About the Team
To use debate to teach effective decision making in a multicultural society.
What is effective decision making in a multicultural society?
It is making decisions that reflect an understanding of and sensitivity to perspectives formed through many different styles, cultures, and ideas in order to craft solutions that create the least harms to the most people.
How does debate teach effective decision making in a multicultural society?
Debate teaches students to develop arguments that encompass the needs and experiences of diverse communities and to dismantle approaches that perpetuate power and privilege, both within debate culture and larger society. The University of Louisville Debate Team does this by teaching students to utilize critical, inclusive thinking skills and instinctive listening to present strong arguments that challenge hegemonic methods and reasoning.
Why is debate a beneficial tool for a multicultural society?
Debate is a microcosm of the larger society. As an extracurricular activity, it produces a large number of future decision makers—politicians, lawyers, leaders of industry—who will enact the laws and policies that govern how we live our lives. Debate can provide these future leaders with important training in how to be sensitive to the perspectives of others. Through debate, future leaders can learn to push beyond the confines of their own social location to craft solutions to social problems for people from many different backgrounds.

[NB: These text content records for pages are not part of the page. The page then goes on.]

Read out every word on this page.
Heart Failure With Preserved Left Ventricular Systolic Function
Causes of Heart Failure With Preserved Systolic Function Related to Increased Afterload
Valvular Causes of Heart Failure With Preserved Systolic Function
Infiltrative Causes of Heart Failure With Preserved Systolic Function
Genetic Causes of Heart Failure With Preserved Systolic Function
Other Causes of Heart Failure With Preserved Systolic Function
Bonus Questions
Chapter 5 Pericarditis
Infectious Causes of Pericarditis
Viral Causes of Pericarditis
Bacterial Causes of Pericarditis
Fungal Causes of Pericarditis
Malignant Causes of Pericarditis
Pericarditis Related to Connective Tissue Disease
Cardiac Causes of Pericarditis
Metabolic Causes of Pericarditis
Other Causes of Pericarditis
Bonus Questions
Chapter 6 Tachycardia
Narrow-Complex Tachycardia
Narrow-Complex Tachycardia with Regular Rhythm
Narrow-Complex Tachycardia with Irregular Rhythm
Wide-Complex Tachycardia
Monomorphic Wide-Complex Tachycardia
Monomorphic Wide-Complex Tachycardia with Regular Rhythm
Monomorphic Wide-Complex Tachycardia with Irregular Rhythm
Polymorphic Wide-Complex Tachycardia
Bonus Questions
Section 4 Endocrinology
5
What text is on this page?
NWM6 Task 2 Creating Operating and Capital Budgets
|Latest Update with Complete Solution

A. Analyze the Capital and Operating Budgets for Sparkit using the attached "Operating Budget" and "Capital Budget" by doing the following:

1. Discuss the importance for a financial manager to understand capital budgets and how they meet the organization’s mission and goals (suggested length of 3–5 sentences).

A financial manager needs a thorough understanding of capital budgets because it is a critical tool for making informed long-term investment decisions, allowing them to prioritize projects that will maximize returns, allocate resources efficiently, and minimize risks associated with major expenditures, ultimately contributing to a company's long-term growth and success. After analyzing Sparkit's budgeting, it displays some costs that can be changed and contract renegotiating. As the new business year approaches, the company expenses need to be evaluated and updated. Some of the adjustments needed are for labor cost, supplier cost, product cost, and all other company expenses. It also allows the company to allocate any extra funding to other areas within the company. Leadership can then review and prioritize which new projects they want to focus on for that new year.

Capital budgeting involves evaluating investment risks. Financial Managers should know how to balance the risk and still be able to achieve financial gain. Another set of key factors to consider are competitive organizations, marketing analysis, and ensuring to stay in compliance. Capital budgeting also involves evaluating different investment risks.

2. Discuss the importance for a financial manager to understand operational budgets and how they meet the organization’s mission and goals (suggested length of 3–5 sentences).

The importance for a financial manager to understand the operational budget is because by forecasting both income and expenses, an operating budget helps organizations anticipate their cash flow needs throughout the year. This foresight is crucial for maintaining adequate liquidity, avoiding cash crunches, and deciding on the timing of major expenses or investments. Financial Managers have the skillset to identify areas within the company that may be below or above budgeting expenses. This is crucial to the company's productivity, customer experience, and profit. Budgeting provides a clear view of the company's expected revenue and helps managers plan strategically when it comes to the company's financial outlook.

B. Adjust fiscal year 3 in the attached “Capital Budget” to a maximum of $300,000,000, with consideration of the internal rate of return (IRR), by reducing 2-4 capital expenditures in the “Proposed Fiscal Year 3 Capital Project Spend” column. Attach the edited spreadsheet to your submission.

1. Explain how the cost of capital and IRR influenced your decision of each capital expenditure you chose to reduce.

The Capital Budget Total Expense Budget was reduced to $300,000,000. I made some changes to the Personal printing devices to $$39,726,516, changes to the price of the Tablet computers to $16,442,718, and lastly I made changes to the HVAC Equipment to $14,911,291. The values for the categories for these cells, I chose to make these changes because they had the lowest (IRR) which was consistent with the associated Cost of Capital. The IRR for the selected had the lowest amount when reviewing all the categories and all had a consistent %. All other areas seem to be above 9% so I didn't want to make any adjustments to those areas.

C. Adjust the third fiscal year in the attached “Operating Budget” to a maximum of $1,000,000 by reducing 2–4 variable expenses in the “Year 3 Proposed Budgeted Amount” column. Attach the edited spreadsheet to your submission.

Debate can be an unparalleled educational activity for developing critical thinking skills, one where undergraduate students engage in graduate level scholarship through research, speechwriting, discussions, and the development of argument strategies. The process of engaging the social issues addressed by each year’s topic reflects several elements of thought outlined by Dr. Richard Paul and Dr. Linda Elder in “The Miniature Guide to Critical Thinking Concepts and Tools”, including gathering information, “unpacking” complex concepts, making inferences, and drawing conclusions. Arguments can engage the topic through a variety of disciplinary approaches while still being precise and relevant to the underlying issue. Solutions must be logical and well supported with evidence.
The University of Louisville Debate Team takes critical thinking even further by expecting our debaters to develop arguments and solutions that have a purpose, question both their own assumptions and those of others, consider multiple points of view and anticipate the implications of their plans for people at all standpoints in society. The argument strategy employed by the squad demands the same higher order thinking from the entire community by calling for a method of evaluation that respects diverse viewpoints and styles of engagement.
What type of citizens are we developing?
The training our debaters receive in our program is evident in the career paths they pursue. Examples include teachers in low-income schools, Urban Debate League coaches and administrators, college professors exploring the ways in which diverse cultures respond to social issues, public defenders and legal aid attorneys, social workers, and as journalists focusing on stories that expose systems of oppressions. They approach decision making through a lens of inclusivity that seeks to solve problems critically, with compassion and concern for how their decisions impact those outside their realm of experience.